Background documents confirm the one-off payment will not count towards the benefit cap, unlike the £20 a week uplift to universal credit during the pandemic. That should avoid many more households seeing the help disappear as fast as it arrives.

Sunak had been under pressure to do more on benefits not just because of energy costs but also because of the large gap between the 3.1 per cent uprating of benefits in April (based on last September’s inflation rate) and the current 9 per cent rate of CPI inflation.

He said his one-off payment would be worth more than bringing forward next year’s uprating of benefits, as some had suggested. 

And he also confirmed that the April 2023 uprating will be based on next September’s inflation rate, which could easily be more than 10 per cent, rather than retaining the option of declaring it to be unaffordable.

So far, so good, then and this is probably the package that the chancellor should have delivered in a Spring Statementthat looked inadequate at the time and has seemed even weeker with each passing week. This package looks to be both more generous and more redistributive than many people were expecting.

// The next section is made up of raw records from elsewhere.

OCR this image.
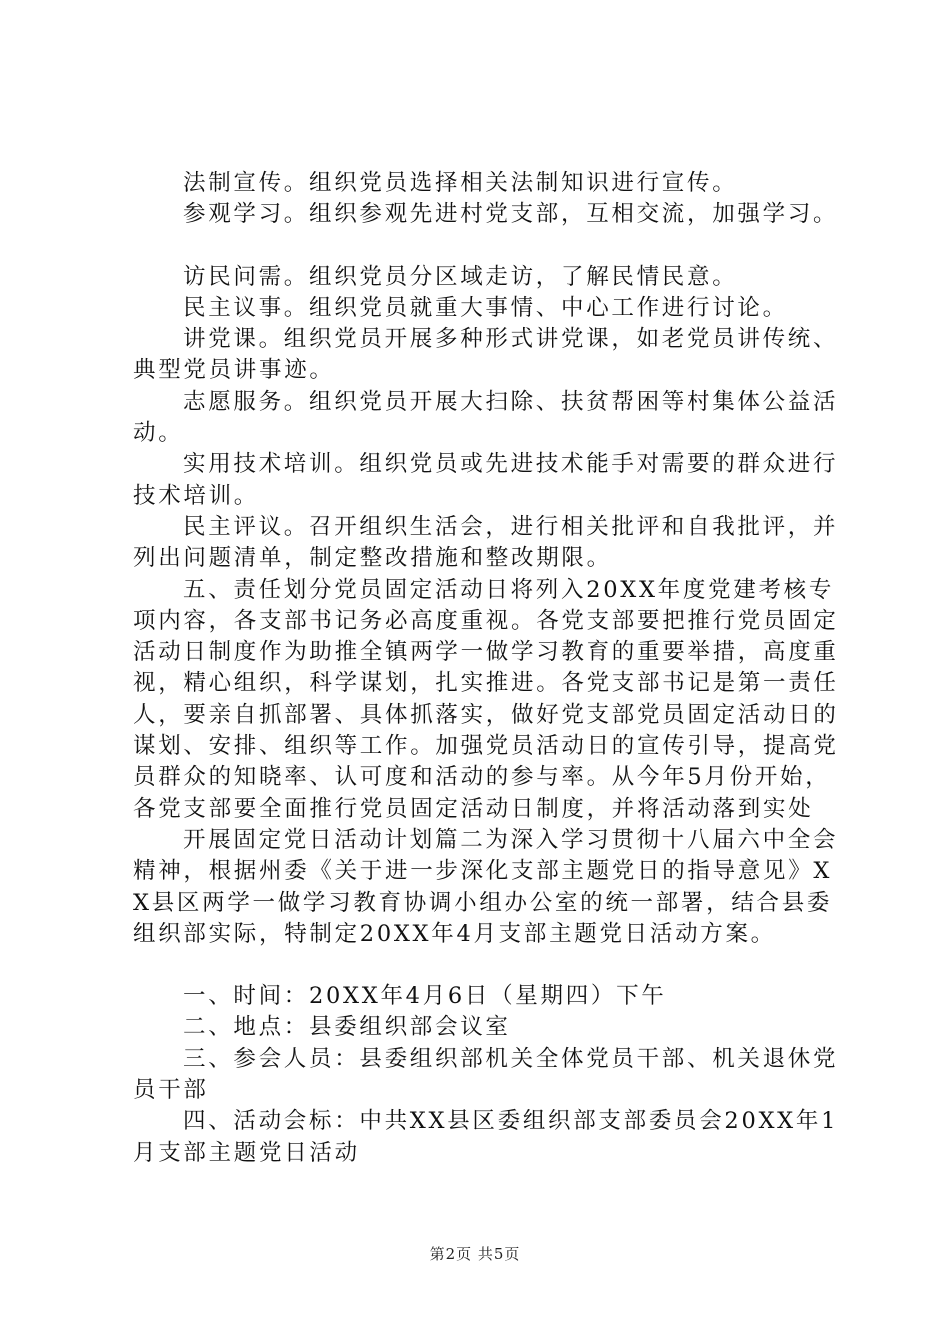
法制宣传。组织党员选择相关法制知识进行宣传。

参观学习。组织参观先进村党支部，互相交流，加强学习。

访民问需。组织党员分区域走访，了解民情民意。

民主议事。组织党员就重大事情、中心工作进行讨论。

讲党课。组织党员开展多种形式讲党课，如老党员讲传统、典型党员讲事迹。

志愿服务。组织党员开展大扫除、扶贫帮困等村集体公益活动。

实用技术培训。组织党员或先进技术能手对需要的群众进行技术培训。

民主评议。召开组织生活会，进行相关批评和自我批评，并列出问题清单，制定整改措施和整改期限。

五、责任划分党员固定活动日将列入20XX年度党建考核专项内容，各支部书记务必高度重视。各党支部要把推行党员固定活动日制度作为助推全镇两学一做学习教育的重要举措，高度重视，精心组织，科学谋划，扎实推进。各党支部书记是第一责任人，要亲自抓部署、具体抓落实，做好党支部党员固定活动日的谋划、安排、组织等工作。加强党员活动日的宣传引导，提高党员群众的知晓率、认可度和活动的参与率。从今年5月份开始，各党支部要全面推行党员固定活动日制度，并将活动落到实处

开展固定党日活动计划篇二为深入学习贯彻十八届六中全会精神，根据州委《关于进一步深化支部主题党日的指导意见》XX县区两学一做学习教育协调小组办公室的统一部署，结合县委组织部实际，特制定20XX年4月支部主题党日活动方案。

一、时间：20XX年4月6日（星期四）下午

二、地点：县委组织部会议室

三、参会人员：县委组织部机关全体党员干部、机关退休党员干部

四、活动会标：中共XX县区委组织部支部委员会20XX年1月支部主题党日活动

第2页 共5页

However, that also reflects the scale of the cost of living crisis. Add the £800 increase in the energy price cap expected in October to the £700 increase already seen in April and that is already more than the chancellor’s £1,200 for the most vulnerable and that is before you get to large increases in the price of food, fuel and other essentials. 

And there was one major cost that was as absent from Sunak’s statement this week as it was from the one he made in March and the Queen’s Speech earlier this month. No prizes for guessing it must be housing.